Lab: Streaming Data Processing - Publish Streaming Data into PubSub
Objective
Google Cloud Pub/Sub is a fully-managed real-time messaging service that allows you to send and receive messages between independent applications. Use Cloud Pub/Sub to publish and subscribe to data from multiple sources, then use Google Cloud Dataflow to understand your data, all in real time.
In this lab, you will simulate your traffic sensor data into a Pub/Sub topic for later to be processed by Dataflow pipeline before finally ending up in a BigQuery table for further analysis.
In this lab, you will perform the following tasks:
- Create a Pub/Sub topic and subscription
- Simulate your traffic sensor data into Pub/Sub
Preparation
- Go to the Compute > VM > training-vm instance
- Connect via SSH
- Verify by listing our the files -
ls /training
- Next you will download a code repository for use in this lab:
git clone https://github.com/GoogleCloudPlatform/training-data-analyst
- Set the DEVSHELL_PROJECT_ID environment variable and export it so it will be available to other shells:
export DEVSHELL_PROJECT_ID=$(gcloud config get-value project)
Create Pub/Sub topic and subscription
- On the training-vm SSH terminal, navigate to the directory for this lab:
cd ~/training-data-analyst/courses/streaming/publish
- Create your topic and publish a simple message:
gcloud pubsub topics create sandiego
- Publish a simple message:
gcloud pubsub topics publish sandiego --message "hello"
- Create a subscription for the topic:
gcloud pubsub subscriptions create --topic sandiego mySub1
- Pull the first message that was published to your topic:
gcloud pubsub subscriptions pull --auto-ack mySub1
Do you see any result? If not, why?
- Try to publish another message and then pull it using the subscription:
gcloud pubsub topics publish sandiego --message "hello again"

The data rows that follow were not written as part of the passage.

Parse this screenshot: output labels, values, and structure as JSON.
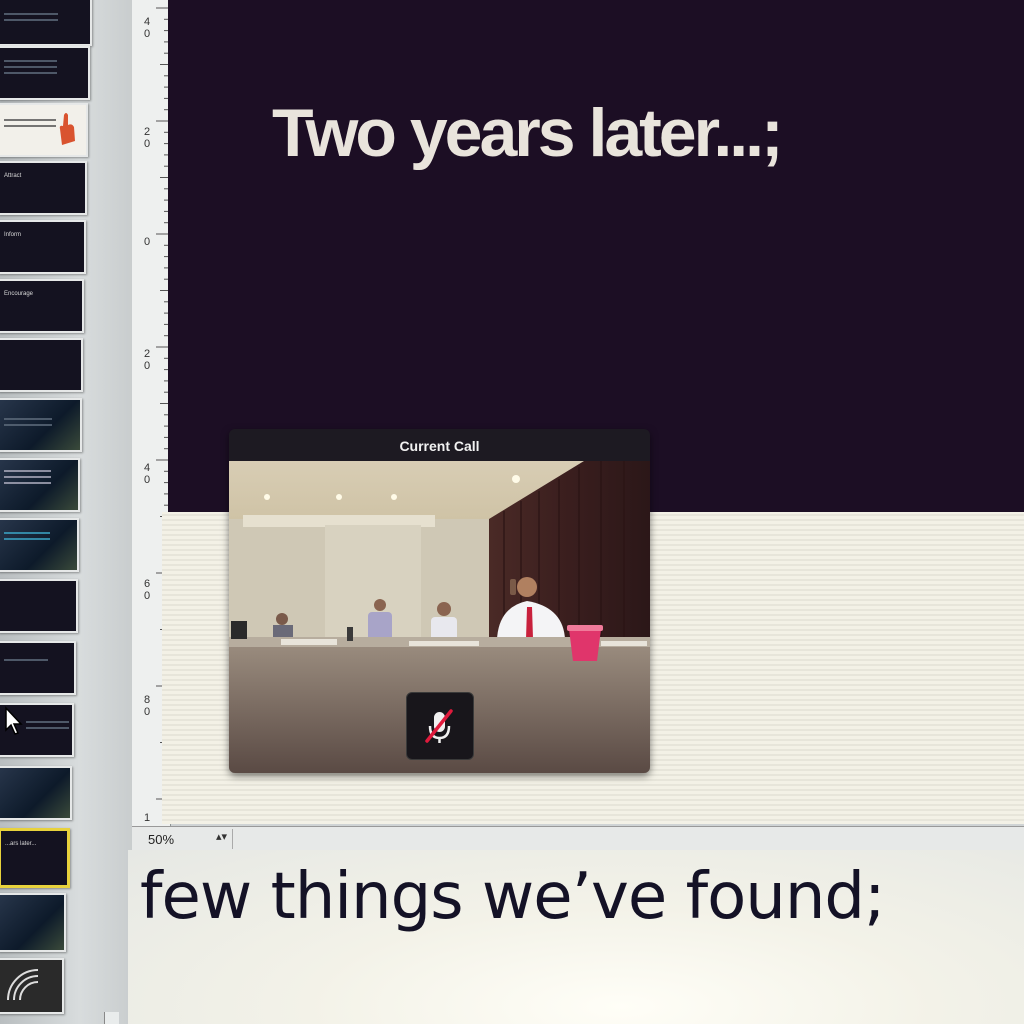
{
  "slide": {
    "title": "Two years later...;"
  },
  "call": {
    "title": "Current Call",
    "mute_icon": "microphone-muted-icon"
  },
  "zoom": {
    "value": "50%",
    "arrows": "▴▾"
  },
  "notes": {
    "text": "few things we’ve found;"
  },
  "ruler": {
    "labels": [
      "4 0",
      "2 0",
      "0",
      "2 0",
      "4 0",
      "6 0",
      "8 0",
      "1"
    ]
  },
  "thumbnails": [
    {
      "label": ""
    },
    {
      "label": ""
    },
    {
      "label": ""
    },
    {
      "label": "Attract"
    },
    {
      "label": "Inform"
    },
    {
      "label": "Encourage"
    },
    {
      "label": ""
    },
    {
      "label": ""
    },
    {
      "label": ""
    },
    {
      "label": ""
    },
    {
      "label": ""
    },
    {
      "label": ""
    },
    {
      "label": ""
    },
    {
      "label": ""
    },
    {
      "label": "...ars later..."
    },
    {
      "label": ""
    },
    {
      "label": ""
    }
  ],
  "colors": {
    "slide_dark": "#1c0e24",
    "title_text": "#e9e4dc",
    "active_thumb_border": "#e8d23c",
    "cup": "#e0356b"
  }
}
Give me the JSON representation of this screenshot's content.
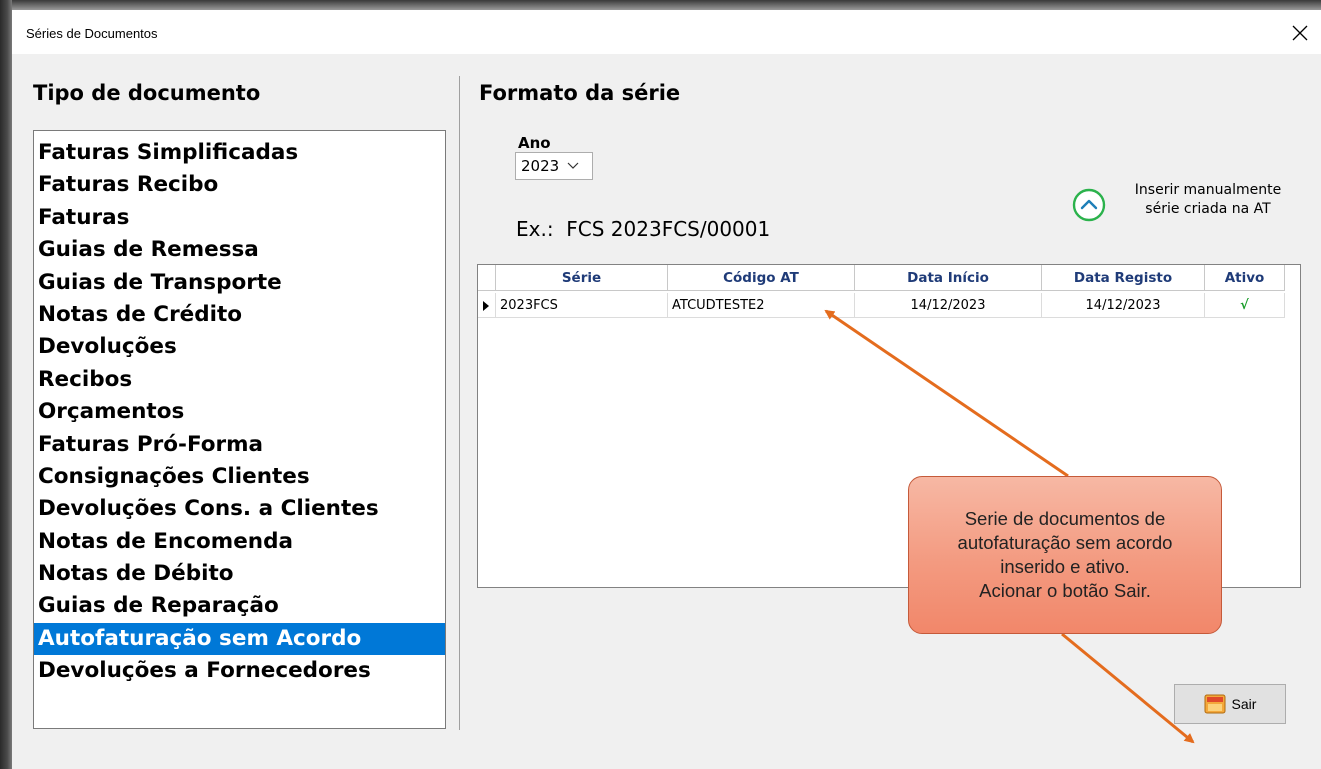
{
  "window": {
    "title": "Séries de Documentos",
    "close_glyph": "✕"
  },
  "left_panel": {
    "heading": "Tipo de documento",
    "items": [
      {
        "label": "Faturas Simplificadas"
      },
      {
        "label": "Faturas Recibo"
      },
      {
        "label": "Faturas"
      },
      {
        "label": "Guias de Remessa"
      },
      {
        "label": "Guias de Transporte"
      },
      {
        "label": "Notas de Crédito"
      },
      {
        "label": "Devoluções"
      },
      {
        "label": "Recibos"
      },
      {
        "label": "Orçamentos"
      },
      {
        "label": "Faturas Pró-Forma"
      },
      {
        "label": "Consignações Clientes"
      },
      {
        "label": "Devoluções Cons. a Clientes"
      },
      {
        "label": "Notas de Encomenda"
      },
      {
        "label": "Notas de Débito"
      },
      {
        "label": "Guias de Reparação"
      },
      {
        "label": "Autofaturação sem Acordo"
      },
      {
        "label": "Devoluções a Fornecedores"
      }
    ],
    "selected_label": "Autofaturação sem Acordo",
    "selection_color": "#0078d7"
  },
  "right_panel": {
    "heading": "Formato da série",
    "year": {
      "label": "Ano",
      "value": "2023"
    },
    "example_text": "Ex.:  FCS 2023FCS/00001",
    "insert_manual": {
      "line1": "Inserir manualmente",
      "line2": "série criada na AT",
      "icon": "chevron-up-circle-icon",
      "icon_color": "#2bb24c"
    },
    "grid": {
      "columns": [
        "Série",
        "Código AT",
        "Data Início",
        "Data Registo",
        "Ativo"
      ],
      "rows": [
        {
          "serie": "2023FCS",
          "codigo_at": "ATCUDTESTE2",
          "data_inicio": "14/12/2023",
          "data_registo": "14/12/2023",
          "ativo": "√"
        }
      ],
      "header_color": "#1f3b78",
      "check_color": "#1a9d2a"
    },
    "sair_button": {
      "label": "Sair",
      "icon": "exit-door-icon"
    }
  },
  "annotation": {
    "callout_lines": [
      "Serie de documentos de",
      "autofaturação sem acordo",
      "inserido e ativo.",
      "Acionar o botão Sair."
    ],
    "arrow_color": "#e46c1e",
    "callout_fill": "#f39a80"
  }
}
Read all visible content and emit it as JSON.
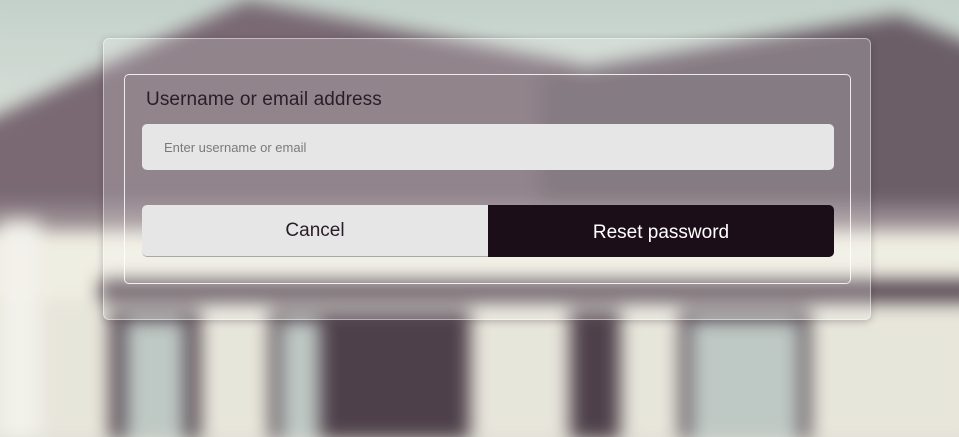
{
  "form": {
    "field_label": "Username or email address",
    "input_value": "",
    "input_placeholder": "Enter username or email",
    "cancel_label": "Cancel",
    "reset_label": "Reset password"
  },
  "colors": {
    "primary_button": "#1b0e18",
    "secondary_button": "#e6e6e6",
    "input_background": "#e6e6e6"
  }
}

gcloud pubsub subscriptions pull --auto-ack mySub1
Did you get any response this time?
- In the training-vm SSH terminal, cancel your subscription:
gcloud pubsub subscriptions delete mySub1
Simulate traffic sensor data into Pub/Sub
- Explore the python script to simulate San Diego traffic sensor data. Do not make any changes to the code.
cd ~/training-data-analyst/courses/streaming/publish
nano send_sensor_data.py
Look at the simulate function. This one lets the script behave as if traffic sensors were sending in data in real time to Pub/Sub. The speedFactor parameter determines how fast the simulation will go. Exit the file by pressing Ctrl+X.
- Download the traffic simulation dataset:
./download_data.sh
- Simulate streaming sensor data. Run the send_sensor_data.py:
./send_sensor_data.py --speedFactor=60 --project $DEVSHELL_PROJECT_ID
This command simulates sensor data by sending recorded sensor data via Pub/Sub messages. The script extracts the original time of the sensor data and pauses between sending each message to simulate realistic timing of the sensor data. The value speedFactor changes the time between messages proportionally. So a speedFactor of 60 means "60 times faster" than the recorded timing. It will send about an hour of data every 60 seconds.
Leave this terminal open and the simulator running.
Verify that messages are received
Open a second SSH terminal and connect to the training VM
Change into the directory you were working in:
cd ~/training-data-analyst/courses/streaming/publish
- Create a subscription for the topic and do a pull to confirm that messages are coming in (note: you may need to issue the 'pull' command more than once to start seeing messages):
gcloud pubsub subscriptions create --topic sandiego mySub2
gcloud pubsub subscriptions pull --auto-ack mySub2
- Confirm that you see a message with traffic sensor information.
- Cancel this subscription:
gcloud pubsub subscriptions delete mySub2
- Close the second terminal:
exit
Stop the sensor simulator. Return to the first terminal.
Interrupt the publisher by typing Ctrl+C to stop it.
Close the first terminal:
exit